There are a couple of observations here: First, this is a backtracking problem. We start out by finding some word in the dictionary that matches part of the phrase. Then we recursively want to look for word(s) that match the remaining letters in the original phrase. When we've found an anagram, or when we've exhausted the word list, we go back to the previous step and resume the search for anagrams with the next words at that level. This is just like the 8 queens problem, except that we don't want to stop when we've found a single anagram. We want to search until we've found all matches.
The second observation is that to solve the problem, we need some way of figuring out what letters occur in the phrase, what letters occur in a paticular word, whether the letters in the word are a subset of the letters in the phrase, and, if so, what letters in the phrase remain to be matched to form an anagram. It turns out that the LetterInventory class from assignment 2 provides just what we need. Just like in the 8 queens problem, where we separated the logic of searching for a solution from the details of keeping track of the board, for the anagram problem, we can separate the search for an anagram (the backtracking algorithm) from the details of keeping track of letters (the LetterInventories).
Preprocessing
An exhaustive search for anagrams in a large dictionary is going to be expensive - there are a lot of possible combinations to try. In any problem like this there are often steps that can be done to substiantially reduce the amount of work needed. In your solution you are required to do two things to cut down on the computation needed to search for anagrams.
Iterators and for-each loops
We've stressed several times that in most cases, code should be written using general interface types like List instead of particular implementations like ArrayList, particularly in variable and parameter declarations. For a problem like this assignment, the dictionary (word list) might be stored in an ArrayList, or it might be stored in some other data structure. Our code ought to use a List interface so it works properly with any kind of list. But if we use methods like get(i) to access individual words, although the code will still work, it may be quite inefficient if the actual list structure is something like a LinkedList where get(i) is an O(n) operation instead of O(1).
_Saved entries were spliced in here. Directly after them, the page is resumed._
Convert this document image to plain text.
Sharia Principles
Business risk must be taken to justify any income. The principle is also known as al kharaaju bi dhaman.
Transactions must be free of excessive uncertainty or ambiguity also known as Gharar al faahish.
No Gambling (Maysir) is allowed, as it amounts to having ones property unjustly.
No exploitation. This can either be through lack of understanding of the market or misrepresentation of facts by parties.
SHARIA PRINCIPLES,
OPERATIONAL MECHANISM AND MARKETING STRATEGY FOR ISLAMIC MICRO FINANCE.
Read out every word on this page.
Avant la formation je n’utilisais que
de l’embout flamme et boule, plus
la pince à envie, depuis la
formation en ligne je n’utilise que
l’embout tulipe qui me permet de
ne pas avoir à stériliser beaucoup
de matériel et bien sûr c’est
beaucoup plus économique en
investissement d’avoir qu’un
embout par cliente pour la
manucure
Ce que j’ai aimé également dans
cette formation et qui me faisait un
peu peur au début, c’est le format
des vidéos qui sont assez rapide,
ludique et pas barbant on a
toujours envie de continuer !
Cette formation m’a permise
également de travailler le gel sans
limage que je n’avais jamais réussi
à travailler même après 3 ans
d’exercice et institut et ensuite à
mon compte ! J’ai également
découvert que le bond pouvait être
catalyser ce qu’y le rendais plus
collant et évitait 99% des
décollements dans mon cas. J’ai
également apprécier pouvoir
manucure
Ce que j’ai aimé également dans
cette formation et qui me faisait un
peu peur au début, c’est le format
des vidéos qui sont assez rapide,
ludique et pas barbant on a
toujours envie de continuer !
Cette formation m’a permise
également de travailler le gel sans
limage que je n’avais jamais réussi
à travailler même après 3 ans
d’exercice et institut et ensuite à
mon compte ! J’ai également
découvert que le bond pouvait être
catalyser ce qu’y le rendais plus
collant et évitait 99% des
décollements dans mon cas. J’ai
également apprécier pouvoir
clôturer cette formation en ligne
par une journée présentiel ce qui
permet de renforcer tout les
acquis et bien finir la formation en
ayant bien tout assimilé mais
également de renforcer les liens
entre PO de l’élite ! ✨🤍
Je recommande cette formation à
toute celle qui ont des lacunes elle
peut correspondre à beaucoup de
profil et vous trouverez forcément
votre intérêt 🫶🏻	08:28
For a small amount of extra credit, your are encouraged to use iterators to process lists in this assignment. Iterators are guaranteed to provide fast access to successive items, so they are appropriate for any type of collection. If you recall, to access the items in a collection, we get an Iterator object from the collection, then use its hasNext and next methods to get successive elements. For example, the following code would process the items in a list of strings:
List<String> words = ...;
...
Iterator<String> iter = words.iterator();
while (iter.hasNext()) {
String s = iter.next();
... process string s ...
}
This pattern is so frequent that in Java 5 a new version of the for statement (with ugly syntax) was introduced to make it easier to write loops like this. The above example can also be written as follows:
List<String> words = ...;
...
for (String s: words) {
... process string s ...
}
Underneath, the for-each statement (as it's called) is implemented with iterators,
just as in the previous code fragment. But it saves having to write out all
the details. It also works with arrays.